Plutôt que de le déplorer, elle va se démener pour en créer un. Elle prépare un plan d’affaires, active son réseau pour trouver des sources de financement et, en 2004, quitte définitivement son emploi pour se consacrer à temps plein à son nouveau projet. Deux mois plus tard, elle loue le rez-de-chaussée d’une maison de ville, à deux rues de l’hôpital Sainte-Justine à Montréal, et, en mai 2005, ouvre les portes du Centre de répit Philou, ainsi nommé en l’honneur de son fils.

Cette maison, qui accueille jusqu’à neuf enfants âgés de 0 à 9 ans pour une période allant de deux jours à trois semaines, Diane l’ouvre d’abord pour les parents. Elle se souvient de leurs visages harassés dans les salles d’attente de l’hôpital: des mères monoparentales, des pères incapables d’accepter l’infirmité de leur enfant, des parents avec deux enfants handicapés…

«J’étais tellement plus privilégiée qu’eux, dit-elle. J’avais un mari merveilleux, une petite fille en santé. J’avais eu une belle éducation, une belle carrière. Je me suis dit: Mon malheur, je vais le transformer en quelque chose de positif.»

Diane Chênevert a depuis acheté toute la maison, emploie 26 éducatrices et prévoit dès cette année élever à 12 ans la limite d’âge de ses pensionnaires. Pour faire rouler tout ça, la fondatrice doit amasser près de 500000$ par an. Les parents donnent ce qu’ils peuvent, et Diane remue ciel et terre pour trouver le reste: campagnes de financement, sollicitations d’entreprises, conférences…

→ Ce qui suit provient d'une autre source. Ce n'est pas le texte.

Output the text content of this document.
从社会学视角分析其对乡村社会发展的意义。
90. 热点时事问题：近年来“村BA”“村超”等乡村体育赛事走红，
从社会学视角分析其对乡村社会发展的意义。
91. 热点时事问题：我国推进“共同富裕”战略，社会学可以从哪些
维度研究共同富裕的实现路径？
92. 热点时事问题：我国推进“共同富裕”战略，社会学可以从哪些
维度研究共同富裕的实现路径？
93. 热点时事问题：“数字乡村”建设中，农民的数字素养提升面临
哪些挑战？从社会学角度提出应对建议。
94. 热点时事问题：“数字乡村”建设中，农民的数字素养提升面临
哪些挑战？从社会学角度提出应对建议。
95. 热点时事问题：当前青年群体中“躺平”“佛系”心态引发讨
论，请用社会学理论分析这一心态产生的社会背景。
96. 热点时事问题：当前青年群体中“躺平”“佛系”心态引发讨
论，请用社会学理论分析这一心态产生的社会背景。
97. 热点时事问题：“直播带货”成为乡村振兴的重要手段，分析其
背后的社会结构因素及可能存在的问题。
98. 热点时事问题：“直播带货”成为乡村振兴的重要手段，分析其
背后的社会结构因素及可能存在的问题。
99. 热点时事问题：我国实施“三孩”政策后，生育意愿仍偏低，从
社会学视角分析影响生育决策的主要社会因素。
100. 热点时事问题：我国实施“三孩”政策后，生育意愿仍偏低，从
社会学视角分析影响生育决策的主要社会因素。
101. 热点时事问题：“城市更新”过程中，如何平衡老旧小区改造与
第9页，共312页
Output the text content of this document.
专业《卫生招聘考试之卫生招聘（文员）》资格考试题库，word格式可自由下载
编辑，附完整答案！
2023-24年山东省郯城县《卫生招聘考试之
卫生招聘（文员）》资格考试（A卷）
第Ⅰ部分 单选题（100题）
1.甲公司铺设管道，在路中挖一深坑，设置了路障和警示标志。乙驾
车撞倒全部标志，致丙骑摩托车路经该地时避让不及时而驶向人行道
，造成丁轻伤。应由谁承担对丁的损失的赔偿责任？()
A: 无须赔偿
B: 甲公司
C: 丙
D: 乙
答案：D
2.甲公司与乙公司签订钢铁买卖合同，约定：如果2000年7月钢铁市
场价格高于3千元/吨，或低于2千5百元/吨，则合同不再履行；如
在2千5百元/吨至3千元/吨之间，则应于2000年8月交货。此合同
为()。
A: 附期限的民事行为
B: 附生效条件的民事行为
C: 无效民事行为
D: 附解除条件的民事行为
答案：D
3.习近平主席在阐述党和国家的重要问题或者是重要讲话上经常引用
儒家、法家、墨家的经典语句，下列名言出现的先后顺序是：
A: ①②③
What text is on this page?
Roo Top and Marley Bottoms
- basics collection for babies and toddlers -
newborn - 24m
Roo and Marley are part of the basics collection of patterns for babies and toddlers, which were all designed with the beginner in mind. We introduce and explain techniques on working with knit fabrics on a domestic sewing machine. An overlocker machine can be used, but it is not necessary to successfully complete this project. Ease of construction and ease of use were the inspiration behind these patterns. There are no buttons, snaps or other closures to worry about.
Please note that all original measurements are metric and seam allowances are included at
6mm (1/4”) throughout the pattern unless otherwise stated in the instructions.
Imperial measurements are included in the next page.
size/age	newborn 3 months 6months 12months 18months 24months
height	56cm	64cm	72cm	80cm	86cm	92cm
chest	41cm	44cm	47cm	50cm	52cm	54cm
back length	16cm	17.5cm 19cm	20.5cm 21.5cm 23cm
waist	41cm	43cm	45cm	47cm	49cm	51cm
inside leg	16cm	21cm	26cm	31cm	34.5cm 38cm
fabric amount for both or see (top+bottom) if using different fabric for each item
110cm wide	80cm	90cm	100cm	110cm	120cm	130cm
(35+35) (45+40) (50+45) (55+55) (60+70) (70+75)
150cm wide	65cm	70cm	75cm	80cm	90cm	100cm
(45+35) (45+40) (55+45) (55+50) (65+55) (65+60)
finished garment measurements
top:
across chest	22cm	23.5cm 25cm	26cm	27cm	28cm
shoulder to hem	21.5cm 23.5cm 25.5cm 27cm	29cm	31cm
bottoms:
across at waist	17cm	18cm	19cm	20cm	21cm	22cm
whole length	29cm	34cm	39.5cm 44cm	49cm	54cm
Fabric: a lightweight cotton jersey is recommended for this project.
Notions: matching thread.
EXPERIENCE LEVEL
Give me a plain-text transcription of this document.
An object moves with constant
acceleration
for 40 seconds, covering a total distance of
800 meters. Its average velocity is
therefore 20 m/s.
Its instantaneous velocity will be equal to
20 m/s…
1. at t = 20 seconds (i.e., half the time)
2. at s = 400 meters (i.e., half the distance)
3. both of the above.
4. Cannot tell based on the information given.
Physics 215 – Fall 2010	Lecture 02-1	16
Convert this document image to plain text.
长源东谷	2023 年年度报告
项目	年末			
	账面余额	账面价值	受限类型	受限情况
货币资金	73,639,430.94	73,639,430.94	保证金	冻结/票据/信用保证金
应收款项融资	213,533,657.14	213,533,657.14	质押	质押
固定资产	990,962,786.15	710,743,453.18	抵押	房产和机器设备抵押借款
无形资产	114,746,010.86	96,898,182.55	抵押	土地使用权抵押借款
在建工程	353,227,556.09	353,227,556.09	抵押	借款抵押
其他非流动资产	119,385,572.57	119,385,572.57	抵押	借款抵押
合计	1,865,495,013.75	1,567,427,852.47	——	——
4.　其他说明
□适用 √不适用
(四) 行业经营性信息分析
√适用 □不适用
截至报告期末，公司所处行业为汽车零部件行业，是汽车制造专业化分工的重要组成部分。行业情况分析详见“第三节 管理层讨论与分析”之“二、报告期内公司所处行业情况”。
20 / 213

Chaque année, le centre organise également un concert-bénéfice. L’an dernier, le spectacle et les ventes de Berceuses pour Philou – un CD où brillent des pianistes de renom comme André Gagnon et Oliver Jones – ont rapporté 90000$ au centre. En 2009, ce sont Nanette Workman et ses amis (Bruno Pelletier, Martin Deschamps…) qui ont donné un concert au mois de juin.

«Mais cette année, nous ressentons durement les effets de la crise», confie Diane Chênevert qui, malgré un horaire chargé, ne passe pas un jour sans venir faire son tour au centre pour cajoler les enfants et saluer les éducatrices, «ses filles», comme elle les appelle.

«Bonjour, Mélo! Comment ça va, ma cocotte?», demande-t-elle à la petite Mélodie Brochu, qui se prépare à sortir avec Heather Walker, l’une des éducatrices. Pendant ce temps, les parents soufflent un peu.

La première fois qu’elle a laissé Mélodie au centre de répit pour la nuit, Louise Beauchesne n’a pas pu trouver le sommeil. Mais aujourd’hui, elle n’hésite pas à déposer les valises de sa fille chez Diane pendant quelques jours, le temps de recharger ses batteries.

«Diane, c’est un cœur sur deux pattes, confie la maman de Mélodie. Grâce à elle, je peux me reposer en toute confiance.»